L'intera vicenda della prelazione urbana viene così regolata con un particolare meccanismo legale caratterizzato da passaggi graduali che danno vita a due fasi fondamentali: la prima, che può genericamente definirsi di scambio di comunicazioni (quella del proprietario di voler esercitare la prelazione), e la seconda, relativa alla stipula del contratto ed al pagamento del prezzo.

In tale congegno, finalizzato alla tutela - non del conduttore in quanto tale, bensì - dell'attività da lui svolta, la prelazione opera come limitazione alla libertà negoziale del proprietario dell'immobile locato, perché questi, mentre è libero di trasferire o meno a titolo oneroso l'immobile, non è libero, invece, nella scelta dell'altro contraente, dovendo preferire il conduttore e restando assoggettato alla determinazione di quest'ultimo cui la legge assegna un termine per decidere se avvalersi o meno del diritto in parola.
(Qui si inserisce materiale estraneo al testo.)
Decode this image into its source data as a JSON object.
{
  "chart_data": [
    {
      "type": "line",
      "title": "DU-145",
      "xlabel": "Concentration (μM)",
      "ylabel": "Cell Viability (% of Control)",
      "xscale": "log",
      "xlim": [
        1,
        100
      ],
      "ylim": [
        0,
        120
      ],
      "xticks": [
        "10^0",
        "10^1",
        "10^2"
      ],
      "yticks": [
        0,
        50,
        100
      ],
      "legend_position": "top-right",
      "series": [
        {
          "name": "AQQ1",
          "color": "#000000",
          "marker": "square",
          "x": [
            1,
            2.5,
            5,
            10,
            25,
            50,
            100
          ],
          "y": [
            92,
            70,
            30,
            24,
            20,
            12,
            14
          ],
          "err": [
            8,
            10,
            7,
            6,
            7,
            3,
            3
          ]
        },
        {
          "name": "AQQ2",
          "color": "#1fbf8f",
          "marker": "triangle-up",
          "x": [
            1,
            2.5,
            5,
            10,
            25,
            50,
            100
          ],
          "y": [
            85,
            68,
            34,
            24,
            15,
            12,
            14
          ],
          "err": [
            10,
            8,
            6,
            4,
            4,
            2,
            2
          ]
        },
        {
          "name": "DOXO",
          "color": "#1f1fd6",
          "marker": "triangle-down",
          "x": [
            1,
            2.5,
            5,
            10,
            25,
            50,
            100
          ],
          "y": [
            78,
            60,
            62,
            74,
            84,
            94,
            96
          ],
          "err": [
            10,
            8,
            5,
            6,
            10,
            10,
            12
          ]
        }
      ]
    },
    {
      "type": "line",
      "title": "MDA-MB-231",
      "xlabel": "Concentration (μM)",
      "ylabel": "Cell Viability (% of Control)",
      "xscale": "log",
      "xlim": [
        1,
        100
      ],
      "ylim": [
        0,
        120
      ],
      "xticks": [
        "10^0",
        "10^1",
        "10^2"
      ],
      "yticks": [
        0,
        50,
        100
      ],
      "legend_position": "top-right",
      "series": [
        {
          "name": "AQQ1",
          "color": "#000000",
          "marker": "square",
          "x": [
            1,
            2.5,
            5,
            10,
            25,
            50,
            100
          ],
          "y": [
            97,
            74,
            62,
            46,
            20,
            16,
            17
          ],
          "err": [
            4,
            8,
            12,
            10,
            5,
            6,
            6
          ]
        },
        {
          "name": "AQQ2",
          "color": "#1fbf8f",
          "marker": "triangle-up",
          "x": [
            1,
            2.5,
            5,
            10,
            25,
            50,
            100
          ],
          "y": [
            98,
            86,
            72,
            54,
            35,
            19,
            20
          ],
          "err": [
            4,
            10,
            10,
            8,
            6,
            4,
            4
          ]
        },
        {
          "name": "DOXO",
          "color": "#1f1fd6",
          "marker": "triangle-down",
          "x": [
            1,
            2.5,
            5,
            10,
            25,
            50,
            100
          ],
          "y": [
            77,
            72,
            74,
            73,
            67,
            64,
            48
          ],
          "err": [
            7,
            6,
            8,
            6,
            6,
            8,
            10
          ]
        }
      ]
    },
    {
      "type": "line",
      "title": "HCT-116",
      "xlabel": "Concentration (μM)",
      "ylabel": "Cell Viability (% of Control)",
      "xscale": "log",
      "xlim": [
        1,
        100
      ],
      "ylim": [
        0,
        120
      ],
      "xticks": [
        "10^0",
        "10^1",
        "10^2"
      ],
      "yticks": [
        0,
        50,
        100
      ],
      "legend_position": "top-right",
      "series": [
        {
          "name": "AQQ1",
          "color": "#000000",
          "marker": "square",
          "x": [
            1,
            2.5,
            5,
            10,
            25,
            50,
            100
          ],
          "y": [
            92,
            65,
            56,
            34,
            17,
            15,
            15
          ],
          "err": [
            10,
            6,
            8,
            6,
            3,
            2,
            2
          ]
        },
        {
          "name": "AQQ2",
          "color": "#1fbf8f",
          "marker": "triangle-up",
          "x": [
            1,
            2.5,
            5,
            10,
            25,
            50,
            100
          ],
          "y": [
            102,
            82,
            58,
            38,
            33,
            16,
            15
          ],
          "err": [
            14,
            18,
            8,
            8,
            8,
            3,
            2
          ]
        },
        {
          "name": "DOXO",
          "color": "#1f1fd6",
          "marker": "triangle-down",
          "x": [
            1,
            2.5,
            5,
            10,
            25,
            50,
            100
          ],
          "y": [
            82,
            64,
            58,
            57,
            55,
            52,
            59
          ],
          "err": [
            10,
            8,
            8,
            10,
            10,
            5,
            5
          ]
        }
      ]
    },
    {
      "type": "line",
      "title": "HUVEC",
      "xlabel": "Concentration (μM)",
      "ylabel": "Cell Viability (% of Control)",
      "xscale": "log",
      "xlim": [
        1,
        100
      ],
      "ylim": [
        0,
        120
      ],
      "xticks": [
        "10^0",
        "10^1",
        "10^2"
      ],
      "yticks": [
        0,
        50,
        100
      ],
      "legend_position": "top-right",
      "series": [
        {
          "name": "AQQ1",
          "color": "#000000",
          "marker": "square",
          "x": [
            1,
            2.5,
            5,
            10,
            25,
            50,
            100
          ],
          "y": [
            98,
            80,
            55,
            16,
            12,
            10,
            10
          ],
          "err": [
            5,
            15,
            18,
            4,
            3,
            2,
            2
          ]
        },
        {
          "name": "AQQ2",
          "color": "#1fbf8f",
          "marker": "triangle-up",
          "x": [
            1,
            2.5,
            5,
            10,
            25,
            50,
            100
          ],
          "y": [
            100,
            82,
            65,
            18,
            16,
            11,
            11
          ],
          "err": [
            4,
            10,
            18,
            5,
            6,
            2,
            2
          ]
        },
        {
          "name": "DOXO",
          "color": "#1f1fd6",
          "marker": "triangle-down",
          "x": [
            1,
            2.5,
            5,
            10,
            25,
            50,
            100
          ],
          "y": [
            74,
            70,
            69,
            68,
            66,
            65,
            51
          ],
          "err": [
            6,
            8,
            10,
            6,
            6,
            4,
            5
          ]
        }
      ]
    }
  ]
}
La denuntiatio - osserva il massimo consesso decidente - risulta, pertanto, un atto dovuto volto a mettere il conduttore in condizione di esercitare il diritto di prelazione sempre che ne sussistano i presupposti, mentre non può qualificarsi come atto negoziale, ed in particolare come proposta contrattuale, perché non deriva da una libera determinazione di volontà e non mira a sollecitare il conduttore alla conclusione della compravendita mediante un'ordinaria accettazione, anche se presenta oggettivamente il contenuto di una proposta attraverso l'indicazione delle condizioni del trasferimento.

Del resto, è determinante che la legge non parla in alcun modo di proposta contrattuale, ma soltanto di “comunicazione” e di “invito”, a differenza di quanto stabilisce per la prelazione agraria l'art. 8 della l. n. 590/1965, che fa obbligo al proprietario di notificare al coltivatore la proposta di alienazione, e ciò è rilevante perché denota una precisa scelta del legislatore che, nonostante il recente precedente della prelazione agraria, per molti versi affine, ha ritenuto di dettare sul punto una normativa diversa.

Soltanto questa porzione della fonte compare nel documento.